Sosyal Hizmetler ve Çocuk Esirgeme Kurumu (SHÇEK)'nun liderliği, UNICEF'in teknik desteği ile Çocuklara Yönelik Şiddetin Önlenmesi Çalıştayı, Türkiye Barolar Birliği Konferans Salonu'nda başladı. Çalıştaya, Devlet Bakanı Selma Aliye Kavaf, TBMM Çocuk Hakları İzleme Komitesi Başkanı Cevdet Erdöl, AK Parti Milletvekili Halide İncekara, Belçika Ankara Büyükelçisi Pol De Witte, ABDelegasyonu Mali İşbirliği Kurum Oluşturma ve Sivil Toplum Bölüm Başkanı Erwan Marteıl, UNICEF Türkiye Temsilcisi Ayman Abulaban ve SHÇEK Genel Müdürü İsmail Barış katıldı.

Çalıştayın açılışında konuşan Devlet Bakanı Selma Aliye Kavaf, tüm dünyada çocukların şiddete maruz kaldığını söyledi.
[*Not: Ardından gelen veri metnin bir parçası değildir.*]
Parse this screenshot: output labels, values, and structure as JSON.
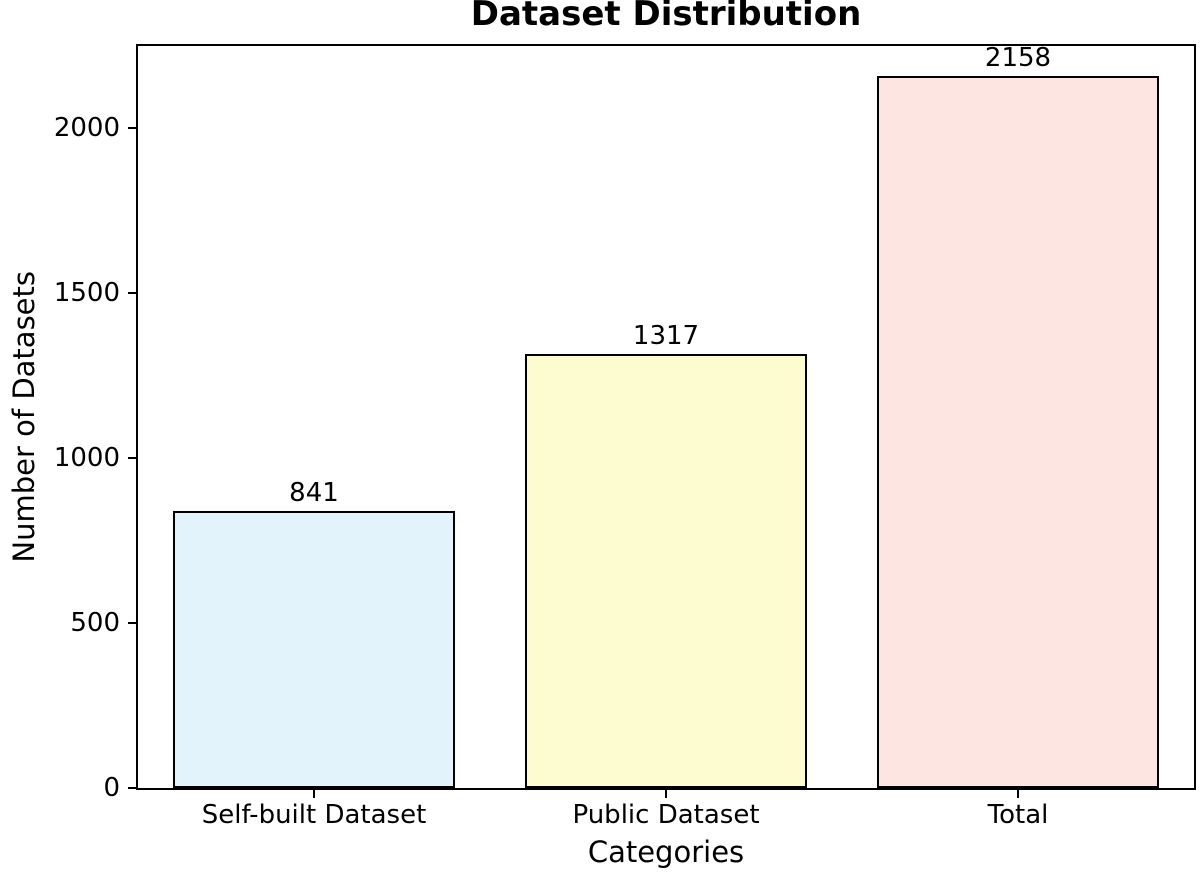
{
  "chart_data": {
    "type": "bar",
    "title": "Dataset Distribution",
    "xlabel": "Categories",
    "ylabel": "Number of Datasets",
    "categories": [
      "Self-built Dataset",
      "Public Dataset",
      "Total"
    ],
    "values": [
      841,
      1317,
      2158
    ],
    "bar_value_labels": [
      "841",
      "1317",
      "2158"
    ],
    "bar_colors": [
      "#e2f3fb",
      "#fdfbd0",
      "#fde5e2"
    ],
    "bar_edge_color": "#000000",
    "bar_width_fraction": 0.8,
    "y_ticks": [
      0,
      500,
      1000,
      1500,
      2000
    ],
    "ylim": [
      0,
      2250
    ],
    "grid": false,
    "legend": null,
    "frame_color": "#000000",
    "background_color": "#ffffff"
  }
}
Çocukların teknolojinin bir gereği olan internet üzerinden de malzeme olarak kullanılabildiğini belirten Kavaf, "Tüm dünyada çocukları giderek daha fazla tehdit eden bu konuyu görmezden gelme gibi bir lüksümüz yoktur." dedi.

Avrupa ve dünya çapında yapılmış araştırmaların, her beş yetişkinden birinin 18 yaşına gelmeden cinsel şiddete maruz kaldığını gösterdiğini aktaran Kavaf, "Bilimsel araştırmalar bizlere göstermektedir ki; şiddetin tek bir faktörle açıklanması mümkün değildir. Aile içinde yaşanan şiddet; sosyo-kültürel, ekonomik, psikolojik ve iletişimsel faktörlerle ilişkilidir. Anne-babanın çocuğa yönelik şiddet davranışının temelinde; bütün bu faktörlerin değişen oranlarda fakat birlikte hareket ettiği bilinmektedir." diye konuştu.

Aile içindeki şiddetin çoğunlukla gizli kaldığını dile getiren Kavaf, "Çocuğu ya da diğer aile bireylerini hedef alan şiddet olayları özel hayat olarak kabul edilmektedir." dedi. Aile içi şiddetin, çocuğun iki yönlü istismarına neden olduğunu ifade eden Kavaf, "Birincisi; şiddet gören annenin çocuğuna şiddet göstermesi şeklinde ortaya çıkmaktadır.İkincisi ise anne-baba arasındaki şiddet sahnesine tanık olan çocuğun duygusal yıkımıdır." şeklinde konuştu.

Şiddetin öğrenilen ve taklit edilen bir davranış modeli olduğuna dikkat çeken Kavaf, "Çocuğa yönelik şiddetle mücadelede en etkili ve öncelikli silahlardan biri sessizliği kırmak ve bu alanda herkesin işbirliği içinde planlı ve koordineli bir şekilde katkıda bulunmasını sağlamaktır." ifadesini kullandı. Kavaf, bu nedenle aile içi şiddeti engellemeye ve toplumsal farkındalığı artırmaya yönelik her türlü tedbirin devlet tarafından alındığını aktardı.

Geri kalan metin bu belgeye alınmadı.